As the Son is of one indivisible and immaterial divine substance with the Father, so also is the Spirit. The co-inherence of these persons is paralleled in the co-inherence of their works, which is apparent in the parallel between the articles of the second and third paragraphs of the Creed. For after the Creed affirms the deity of the Son, it affirms his true humanity; and after affirming the deity of the Spirit, it acknowledges the mystical Body indwelt by the Spirit, the “one, holy, catholic, and apostolic church”. (Though the Prayer Book version omits the word “holy” for reasons unknown, these cannot be theological objections, as the Apostles’ Creed teaches faith in “the holy catholic church”.) Likewise, as the Creed affirms the son’s redemptive suffering for us on the cross, so it also acknowledges “one baptism for the remission of sins”, the sacrament by means of which we receive the benefits of his passion. As the Creed affirms Christ’s resurrection, ascension, and coming again in judgment, so also it teaches us to “look for the resurrection of the dead, and the life of the world to come”, when he comes again. The Creed thus teaches us to believe that what the Son accomplishes “for us men and for our salvation”, the Spirit accomplishes in us, by his sanctifying work. By the Spirit’s work of regeneration, do we share in the benefits of the Son’s redemption. In confessing this faith (acknowledging it openly as our own), so we lay claim to these benefits.

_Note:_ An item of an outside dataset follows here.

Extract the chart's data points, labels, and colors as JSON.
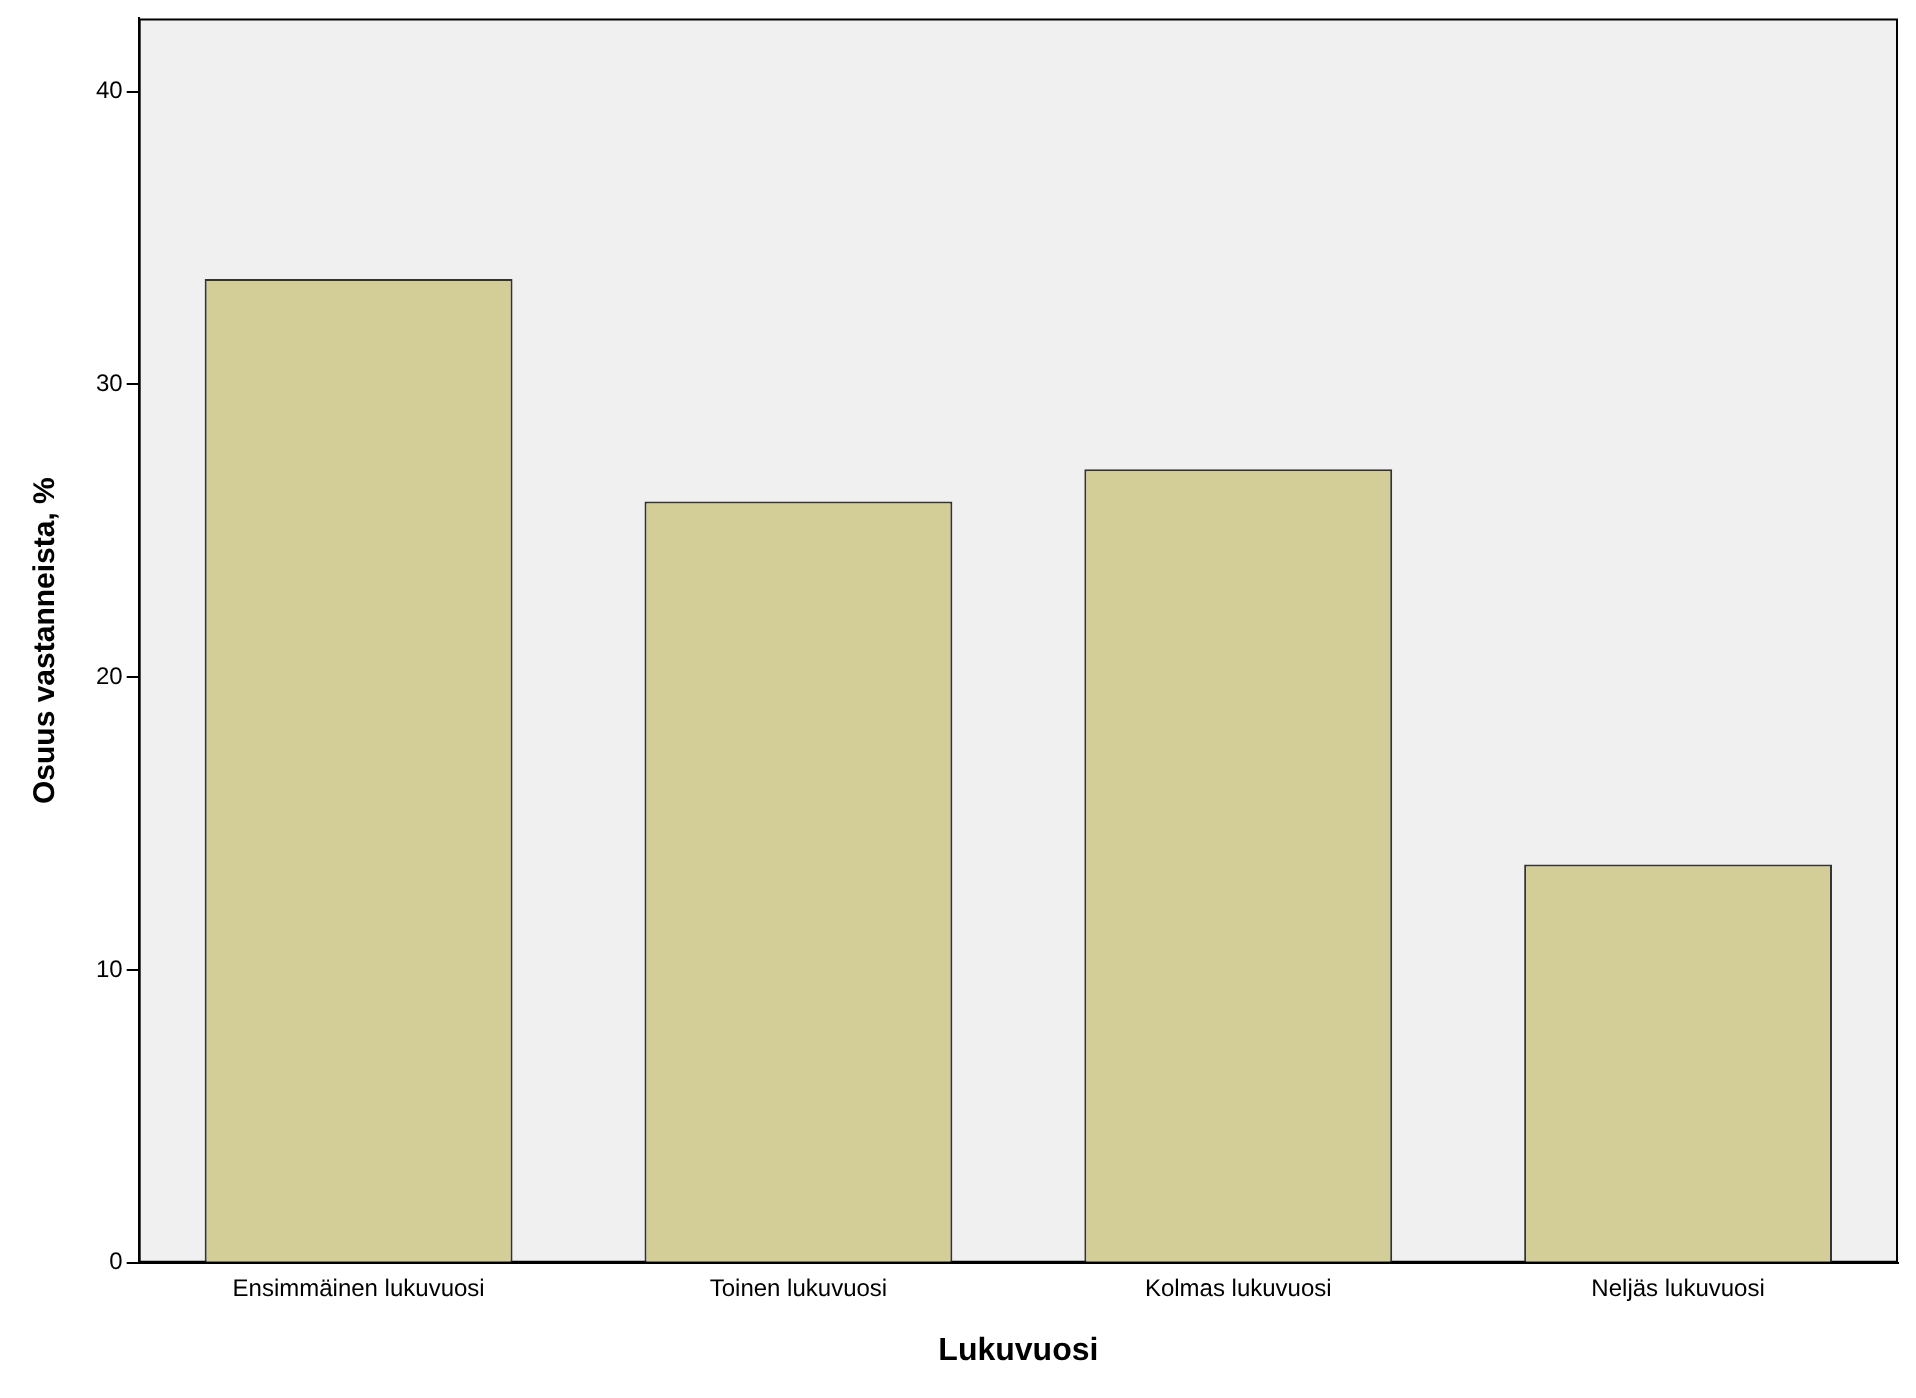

This coming feast of Christmas is a celebration of the faith of Nicea. We give thanks for the Son of God’s Incarnation, made known to us in his Nativity. “God of God, / Light of Light, / Lo, he abhors not the Virgin’s womb; / Very God, / Begotten not created, / O come let us adore him”. We give thanks that the Son of God was made Son of Man, so that the children of men might become the children of God. “Mild he lays his glory by, / Born that man no more may die,/ Born to raise the sons of earth, / Born to give them second birth… Hark, the herald angels sing!” It is not one birth but three that we celebrate at Christmas; for the one born in time of the Virgin Mary is the very same who was begotten of the Father from all eternity; and by his Spirit, “we being regenerate, are made his children by adoption and grace”, to share in his eternal Sonship, in heaven’s eternal Christmas Day.